June 11, 2012
The Food and Drug Administration is delaying by three months a decision on whether to approve the HIV treatment Truvada to prevent HIV infection. According to a spokesperson with Gilead Sciences, its manufacturer, FDA needs time to review a new plan to limit the drug's risks to healthy people.
If approved, Truvada would become the first drug marketed for the prevention of HIV. FDA now is expected to make a decision by September 14.
In May, an FDA advisory committee recommended approval of Truvada for HIV prevention in specific high-risk groups, including men who have sex with men, and partners of those infected. FDA advisors' concerns included that men taking the drug would stop using condoms and that healthy people would not take the drug daily as prescribed.

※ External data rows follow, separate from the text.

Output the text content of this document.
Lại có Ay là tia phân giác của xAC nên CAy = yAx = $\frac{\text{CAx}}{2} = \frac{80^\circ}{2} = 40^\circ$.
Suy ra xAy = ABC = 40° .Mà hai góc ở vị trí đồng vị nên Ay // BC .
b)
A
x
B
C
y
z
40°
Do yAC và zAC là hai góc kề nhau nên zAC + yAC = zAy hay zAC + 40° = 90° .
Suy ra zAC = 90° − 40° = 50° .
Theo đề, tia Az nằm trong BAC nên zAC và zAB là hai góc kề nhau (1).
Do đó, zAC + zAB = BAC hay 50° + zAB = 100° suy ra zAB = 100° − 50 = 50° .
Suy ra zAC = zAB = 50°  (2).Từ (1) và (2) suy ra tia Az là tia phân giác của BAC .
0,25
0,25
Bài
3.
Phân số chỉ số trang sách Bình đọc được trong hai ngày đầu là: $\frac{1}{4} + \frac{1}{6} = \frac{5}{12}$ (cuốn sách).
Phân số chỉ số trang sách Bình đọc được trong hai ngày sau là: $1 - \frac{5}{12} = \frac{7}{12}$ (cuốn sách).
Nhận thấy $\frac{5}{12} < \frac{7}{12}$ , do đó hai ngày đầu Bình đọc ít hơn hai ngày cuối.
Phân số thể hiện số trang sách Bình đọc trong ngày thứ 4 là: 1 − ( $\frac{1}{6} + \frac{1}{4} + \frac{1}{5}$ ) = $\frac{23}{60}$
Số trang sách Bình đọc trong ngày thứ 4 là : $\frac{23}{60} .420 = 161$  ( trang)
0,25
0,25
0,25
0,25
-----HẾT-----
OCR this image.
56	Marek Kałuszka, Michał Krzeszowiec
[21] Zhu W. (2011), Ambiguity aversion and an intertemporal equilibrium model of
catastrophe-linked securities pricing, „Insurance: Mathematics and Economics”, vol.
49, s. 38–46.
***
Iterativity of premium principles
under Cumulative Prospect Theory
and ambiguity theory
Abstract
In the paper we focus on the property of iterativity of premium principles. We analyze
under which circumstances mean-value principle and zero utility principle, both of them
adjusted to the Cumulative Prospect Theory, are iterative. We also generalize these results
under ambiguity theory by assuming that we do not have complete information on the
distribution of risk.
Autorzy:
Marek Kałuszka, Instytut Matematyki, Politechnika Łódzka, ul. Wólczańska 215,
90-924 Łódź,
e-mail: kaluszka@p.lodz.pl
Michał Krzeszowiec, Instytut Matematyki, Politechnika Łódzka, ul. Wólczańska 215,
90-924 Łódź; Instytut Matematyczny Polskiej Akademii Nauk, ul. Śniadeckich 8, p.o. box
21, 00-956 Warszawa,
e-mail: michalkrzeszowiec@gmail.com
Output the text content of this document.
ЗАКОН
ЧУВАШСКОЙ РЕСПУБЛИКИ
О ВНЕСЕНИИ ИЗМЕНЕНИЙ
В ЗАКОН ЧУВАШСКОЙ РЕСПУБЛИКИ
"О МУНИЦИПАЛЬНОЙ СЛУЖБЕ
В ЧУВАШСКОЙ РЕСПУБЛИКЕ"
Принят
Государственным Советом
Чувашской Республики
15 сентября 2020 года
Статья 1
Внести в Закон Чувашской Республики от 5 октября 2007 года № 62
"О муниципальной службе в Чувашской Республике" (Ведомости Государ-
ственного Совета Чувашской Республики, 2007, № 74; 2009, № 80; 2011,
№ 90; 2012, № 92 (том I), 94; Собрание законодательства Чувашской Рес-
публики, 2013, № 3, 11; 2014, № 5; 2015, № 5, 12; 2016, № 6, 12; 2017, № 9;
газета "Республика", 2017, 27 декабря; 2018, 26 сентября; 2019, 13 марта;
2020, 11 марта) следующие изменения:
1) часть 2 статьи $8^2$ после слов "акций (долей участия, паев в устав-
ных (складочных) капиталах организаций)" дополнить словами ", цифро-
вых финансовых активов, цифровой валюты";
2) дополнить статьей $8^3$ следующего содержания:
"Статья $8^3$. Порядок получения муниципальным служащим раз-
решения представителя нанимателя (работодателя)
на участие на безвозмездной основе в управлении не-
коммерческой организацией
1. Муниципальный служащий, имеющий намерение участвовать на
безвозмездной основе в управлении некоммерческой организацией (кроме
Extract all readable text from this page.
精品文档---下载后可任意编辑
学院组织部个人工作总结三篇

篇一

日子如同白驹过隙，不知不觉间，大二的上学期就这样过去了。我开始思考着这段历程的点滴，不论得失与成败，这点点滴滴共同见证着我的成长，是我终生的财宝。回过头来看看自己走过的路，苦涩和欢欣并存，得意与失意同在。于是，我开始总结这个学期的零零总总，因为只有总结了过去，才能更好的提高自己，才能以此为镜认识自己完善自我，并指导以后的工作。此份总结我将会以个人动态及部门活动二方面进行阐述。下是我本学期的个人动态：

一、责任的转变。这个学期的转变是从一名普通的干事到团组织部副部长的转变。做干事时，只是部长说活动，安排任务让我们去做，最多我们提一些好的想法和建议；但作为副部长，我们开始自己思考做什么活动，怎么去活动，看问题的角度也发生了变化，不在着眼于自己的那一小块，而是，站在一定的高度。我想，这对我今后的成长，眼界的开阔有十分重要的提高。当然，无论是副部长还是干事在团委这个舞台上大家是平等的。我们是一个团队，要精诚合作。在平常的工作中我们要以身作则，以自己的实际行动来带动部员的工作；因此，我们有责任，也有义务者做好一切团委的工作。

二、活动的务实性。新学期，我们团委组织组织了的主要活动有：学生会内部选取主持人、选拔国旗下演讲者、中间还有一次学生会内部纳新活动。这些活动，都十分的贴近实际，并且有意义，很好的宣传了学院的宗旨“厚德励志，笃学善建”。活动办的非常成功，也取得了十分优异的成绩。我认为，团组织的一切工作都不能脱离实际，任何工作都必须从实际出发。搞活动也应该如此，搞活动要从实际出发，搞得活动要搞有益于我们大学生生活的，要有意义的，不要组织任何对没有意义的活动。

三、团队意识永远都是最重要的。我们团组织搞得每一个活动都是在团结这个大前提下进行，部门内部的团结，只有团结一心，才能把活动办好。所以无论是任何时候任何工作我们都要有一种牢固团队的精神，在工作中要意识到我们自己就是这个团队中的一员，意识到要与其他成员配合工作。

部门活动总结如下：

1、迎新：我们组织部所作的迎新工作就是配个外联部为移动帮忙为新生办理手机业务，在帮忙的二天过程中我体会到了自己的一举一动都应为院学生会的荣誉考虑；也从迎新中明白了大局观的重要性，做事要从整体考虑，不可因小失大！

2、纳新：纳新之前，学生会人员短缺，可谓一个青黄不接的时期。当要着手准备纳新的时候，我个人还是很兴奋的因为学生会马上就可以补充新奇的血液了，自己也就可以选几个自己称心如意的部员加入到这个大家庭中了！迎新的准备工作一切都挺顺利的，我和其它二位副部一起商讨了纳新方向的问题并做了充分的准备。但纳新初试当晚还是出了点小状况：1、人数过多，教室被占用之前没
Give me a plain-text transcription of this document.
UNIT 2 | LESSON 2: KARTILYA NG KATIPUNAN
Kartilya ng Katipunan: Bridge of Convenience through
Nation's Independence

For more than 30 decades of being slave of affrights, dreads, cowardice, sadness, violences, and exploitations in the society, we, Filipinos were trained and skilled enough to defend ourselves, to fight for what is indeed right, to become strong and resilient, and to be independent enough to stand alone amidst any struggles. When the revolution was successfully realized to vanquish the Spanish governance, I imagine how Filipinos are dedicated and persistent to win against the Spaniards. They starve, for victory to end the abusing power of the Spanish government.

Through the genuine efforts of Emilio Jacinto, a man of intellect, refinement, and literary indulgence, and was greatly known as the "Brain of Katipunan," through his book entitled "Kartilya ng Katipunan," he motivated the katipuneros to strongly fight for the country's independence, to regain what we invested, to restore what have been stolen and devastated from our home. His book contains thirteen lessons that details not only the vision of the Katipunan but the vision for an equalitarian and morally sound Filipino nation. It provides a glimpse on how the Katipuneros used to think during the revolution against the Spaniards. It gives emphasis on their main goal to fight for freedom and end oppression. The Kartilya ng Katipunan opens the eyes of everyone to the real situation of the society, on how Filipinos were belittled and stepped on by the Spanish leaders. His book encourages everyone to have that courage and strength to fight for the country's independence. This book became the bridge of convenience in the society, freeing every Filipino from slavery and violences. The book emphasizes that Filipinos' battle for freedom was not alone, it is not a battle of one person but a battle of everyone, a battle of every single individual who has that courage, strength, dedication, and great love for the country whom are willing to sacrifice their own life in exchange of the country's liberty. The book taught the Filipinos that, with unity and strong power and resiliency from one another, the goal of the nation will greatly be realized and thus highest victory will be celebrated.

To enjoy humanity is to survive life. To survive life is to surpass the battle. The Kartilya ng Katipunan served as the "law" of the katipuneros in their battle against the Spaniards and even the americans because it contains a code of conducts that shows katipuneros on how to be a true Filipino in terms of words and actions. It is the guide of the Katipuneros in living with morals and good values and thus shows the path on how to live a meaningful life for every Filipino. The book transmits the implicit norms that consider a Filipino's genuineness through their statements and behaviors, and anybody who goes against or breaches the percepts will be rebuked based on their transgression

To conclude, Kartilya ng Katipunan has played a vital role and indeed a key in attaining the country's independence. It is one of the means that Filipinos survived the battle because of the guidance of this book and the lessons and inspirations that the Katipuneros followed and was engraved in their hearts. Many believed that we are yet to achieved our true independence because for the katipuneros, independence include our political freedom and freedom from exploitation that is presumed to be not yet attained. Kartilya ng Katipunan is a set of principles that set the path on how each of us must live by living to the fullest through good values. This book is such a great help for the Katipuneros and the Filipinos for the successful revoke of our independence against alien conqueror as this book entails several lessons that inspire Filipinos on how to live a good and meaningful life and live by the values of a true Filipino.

An HIV testing plan to ensure that those who are getting Truvada for prevention are HIV-negative also is "pivotal," said Mitchell Warren, of the AIDS advocacy group AVAC. He added: "Gilead has said they will provide free HIV testing" to potential users of Truvada. Interim CDC guidelines state that anyone who might use Truvada for prevention must first be tested.
Michael Weinstein, president of the AIDS Healthcare Foundation, applauded the delay. "From the beginning, we believe there was a rush to judgment by government officials and others in favor of ... approval, despite decidedly mixed studies" regarding the drug's effectiveness, he said.
Studies have shown that taken daily, Truvada reduces the risk of infection by more than 90 percent. One study was stopped early because women were not taking Truvada as prescribed and so were not protected. Side-effects can include intestinal discomfort and diarrhea and, in rare cases, liver damage.